MUMBAI: Indian producer Ashok Amritraj was hoping to take second place at the box office at the close of the opening weekend for his Premonition, but 300 and Wild Hogs held firm to their first and second spots respectively, dropping his film to third place.
Nevertheless, the Sony film not only gave Sandra Bullock her best opening ever, with $18 million in ticket sales from 2,831 theatres at the end of the weekend, but the studio also recovered its $20 million negative costs in the first three days, reports say.
According to www.Hollywood.tv founder Sheeraz Hasan, the audiences comprised 66 per cent female and 34 per cent male.
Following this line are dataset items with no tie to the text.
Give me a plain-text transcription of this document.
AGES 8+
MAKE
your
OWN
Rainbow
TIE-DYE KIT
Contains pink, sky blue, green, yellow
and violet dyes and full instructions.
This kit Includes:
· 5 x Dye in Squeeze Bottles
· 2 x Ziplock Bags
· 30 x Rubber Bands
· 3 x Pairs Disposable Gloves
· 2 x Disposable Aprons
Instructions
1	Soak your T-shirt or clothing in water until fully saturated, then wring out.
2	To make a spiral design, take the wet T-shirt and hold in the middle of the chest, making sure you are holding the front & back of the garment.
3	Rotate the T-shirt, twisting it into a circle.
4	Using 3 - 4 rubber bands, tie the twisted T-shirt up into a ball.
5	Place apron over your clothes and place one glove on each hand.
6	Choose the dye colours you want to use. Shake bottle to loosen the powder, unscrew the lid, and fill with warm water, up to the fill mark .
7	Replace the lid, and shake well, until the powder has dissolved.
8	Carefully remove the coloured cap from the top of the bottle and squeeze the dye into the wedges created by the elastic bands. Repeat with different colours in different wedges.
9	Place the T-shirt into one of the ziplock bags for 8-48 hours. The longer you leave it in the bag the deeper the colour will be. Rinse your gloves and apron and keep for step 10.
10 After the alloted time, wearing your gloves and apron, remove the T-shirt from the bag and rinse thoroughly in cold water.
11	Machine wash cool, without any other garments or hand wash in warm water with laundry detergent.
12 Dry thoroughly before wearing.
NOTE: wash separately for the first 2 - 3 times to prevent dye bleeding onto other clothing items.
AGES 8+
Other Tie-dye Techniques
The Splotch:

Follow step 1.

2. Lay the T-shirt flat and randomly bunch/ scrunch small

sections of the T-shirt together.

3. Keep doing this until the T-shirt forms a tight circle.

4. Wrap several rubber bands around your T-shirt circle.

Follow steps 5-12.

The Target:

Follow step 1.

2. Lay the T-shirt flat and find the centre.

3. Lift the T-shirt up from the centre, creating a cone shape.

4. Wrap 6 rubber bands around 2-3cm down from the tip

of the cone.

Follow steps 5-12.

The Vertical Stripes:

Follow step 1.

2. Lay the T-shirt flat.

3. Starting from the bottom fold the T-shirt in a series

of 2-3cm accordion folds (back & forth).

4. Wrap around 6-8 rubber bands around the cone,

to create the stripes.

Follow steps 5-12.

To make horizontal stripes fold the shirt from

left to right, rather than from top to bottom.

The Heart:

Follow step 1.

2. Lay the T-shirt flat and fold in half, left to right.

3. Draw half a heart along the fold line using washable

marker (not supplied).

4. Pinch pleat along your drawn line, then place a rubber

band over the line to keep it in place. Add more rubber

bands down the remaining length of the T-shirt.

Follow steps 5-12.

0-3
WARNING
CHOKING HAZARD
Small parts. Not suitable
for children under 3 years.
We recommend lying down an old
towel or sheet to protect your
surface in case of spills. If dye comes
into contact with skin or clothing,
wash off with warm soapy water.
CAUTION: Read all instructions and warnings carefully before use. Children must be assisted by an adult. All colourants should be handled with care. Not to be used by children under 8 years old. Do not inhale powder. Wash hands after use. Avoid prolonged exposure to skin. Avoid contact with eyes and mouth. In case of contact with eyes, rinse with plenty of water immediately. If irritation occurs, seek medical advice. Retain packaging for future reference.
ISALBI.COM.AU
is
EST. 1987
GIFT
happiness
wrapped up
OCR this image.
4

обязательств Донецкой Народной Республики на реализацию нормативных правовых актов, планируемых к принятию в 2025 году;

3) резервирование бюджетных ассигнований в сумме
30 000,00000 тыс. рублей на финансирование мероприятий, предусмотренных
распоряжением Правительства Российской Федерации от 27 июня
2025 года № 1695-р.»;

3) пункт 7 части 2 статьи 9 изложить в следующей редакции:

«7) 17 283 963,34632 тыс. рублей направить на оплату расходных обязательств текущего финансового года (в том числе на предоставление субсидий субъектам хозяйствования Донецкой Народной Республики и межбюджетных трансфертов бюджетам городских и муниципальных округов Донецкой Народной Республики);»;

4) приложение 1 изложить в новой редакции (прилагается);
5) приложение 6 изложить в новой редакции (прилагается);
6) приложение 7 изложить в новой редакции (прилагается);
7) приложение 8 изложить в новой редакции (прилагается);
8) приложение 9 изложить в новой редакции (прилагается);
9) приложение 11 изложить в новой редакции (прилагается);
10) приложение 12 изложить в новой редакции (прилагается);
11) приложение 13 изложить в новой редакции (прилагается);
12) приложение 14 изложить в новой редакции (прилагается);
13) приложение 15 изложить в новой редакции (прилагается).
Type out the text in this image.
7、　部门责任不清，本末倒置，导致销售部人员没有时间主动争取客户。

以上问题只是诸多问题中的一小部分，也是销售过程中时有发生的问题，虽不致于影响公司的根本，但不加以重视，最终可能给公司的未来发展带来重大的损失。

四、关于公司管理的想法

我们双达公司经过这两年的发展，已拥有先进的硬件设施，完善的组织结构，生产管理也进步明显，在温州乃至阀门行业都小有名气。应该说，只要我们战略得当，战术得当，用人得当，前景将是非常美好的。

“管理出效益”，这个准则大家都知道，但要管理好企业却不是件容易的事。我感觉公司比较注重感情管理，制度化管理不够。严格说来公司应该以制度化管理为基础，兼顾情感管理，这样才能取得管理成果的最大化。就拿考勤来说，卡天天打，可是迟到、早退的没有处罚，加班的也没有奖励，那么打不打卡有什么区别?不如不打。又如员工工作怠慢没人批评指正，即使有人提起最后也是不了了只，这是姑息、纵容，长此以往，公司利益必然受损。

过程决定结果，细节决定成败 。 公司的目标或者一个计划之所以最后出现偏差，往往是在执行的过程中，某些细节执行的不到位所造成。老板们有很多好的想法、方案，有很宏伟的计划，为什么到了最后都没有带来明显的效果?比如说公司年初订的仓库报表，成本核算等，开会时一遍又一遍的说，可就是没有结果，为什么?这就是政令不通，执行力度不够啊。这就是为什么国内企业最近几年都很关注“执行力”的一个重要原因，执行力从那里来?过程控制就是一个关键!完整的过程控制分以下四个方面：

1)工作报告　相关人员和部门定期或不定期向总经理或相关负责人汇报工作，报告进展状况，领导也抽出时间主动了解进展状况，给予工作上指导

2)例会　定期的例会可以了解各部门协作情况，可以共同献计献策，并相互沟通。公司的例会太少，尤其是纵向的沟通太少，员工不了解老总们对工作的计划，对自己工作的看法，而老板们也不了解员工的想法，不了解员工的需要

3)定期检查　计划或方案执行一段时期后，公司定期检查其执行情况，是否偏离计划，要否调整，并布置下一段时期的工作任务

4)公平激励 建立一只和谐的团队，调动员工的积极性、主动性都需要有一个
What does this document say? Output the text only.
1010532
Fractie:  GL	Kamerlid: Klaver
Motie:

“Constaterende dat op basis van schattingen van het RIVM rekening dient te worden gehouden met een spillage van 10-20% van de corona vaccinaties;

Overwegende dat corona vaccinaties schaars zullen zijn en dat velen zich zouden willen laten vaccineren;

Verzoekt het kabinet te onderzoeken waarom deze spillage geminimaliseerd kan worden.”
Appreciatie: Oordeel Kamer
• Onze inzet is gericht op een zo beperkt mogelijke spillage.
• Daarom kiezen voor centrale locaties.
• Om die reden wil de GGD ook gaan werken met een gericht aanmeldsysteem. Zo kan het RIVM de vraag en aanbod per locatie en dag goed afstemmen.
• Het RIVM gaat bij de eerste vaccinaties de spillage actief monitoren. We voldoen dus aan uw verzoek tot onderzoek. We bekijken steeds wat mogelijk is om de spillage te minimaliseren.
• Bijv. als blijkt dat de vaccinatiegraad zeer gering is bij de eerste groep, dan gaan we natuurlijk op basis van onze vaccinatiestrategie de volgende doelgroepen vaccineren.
No doubt it was a date film, since 61 per cent of the moviegoers were 25 and older.
In the supernatural thriller, Sandra Bullock stars as Linda Hanson, a woman who has a perfect life – a beautiful house, a loving husband and two adorable daughters. But her tranquil existence is shattered when she finds out that her husband has died in a car accident.
The next morning, Linda awakens to find him alive and well and asks herself, Was it all a dream? Linda soon realizes that it wasn’t and now has to race against time and fate to keep everything she and her husband have built together from falling apart.
The critics, however, have been merciless. ABC’s Joel Siegel, in his review for Good Morning America, even slammed the film’s title. "It’s like naming a car Lemon," he said.
In her review for New York Daily News, Elizabeth Weitzman thought that "[We] sense our own premonition coming on: If [Bullock] doesn’t start choosing her projects a little more wisely, she may wake up one day to the scary realities of squandered opportunity."
While Chris Kaltenbach in his review for the Baltimore Sun said that "seeing the end of ‘Premonition’ before the beginning could save everyone a lot of time," the Toronto Globe and Mail’s Stephen Cole called the film "inescapable dull" but had his own premonition that it will be the top film at the box office this weekend.
Eleanor Ringel Gillespie shared Cole’s opinion. In her review for the Atlanta Journal-Constitution she said that Premonition "is probably two-thirds of a good movie, and sometimes that’s enough. But I have a, well, premonition it may not be, especially when it comes to those all-important opening-weekend grosses."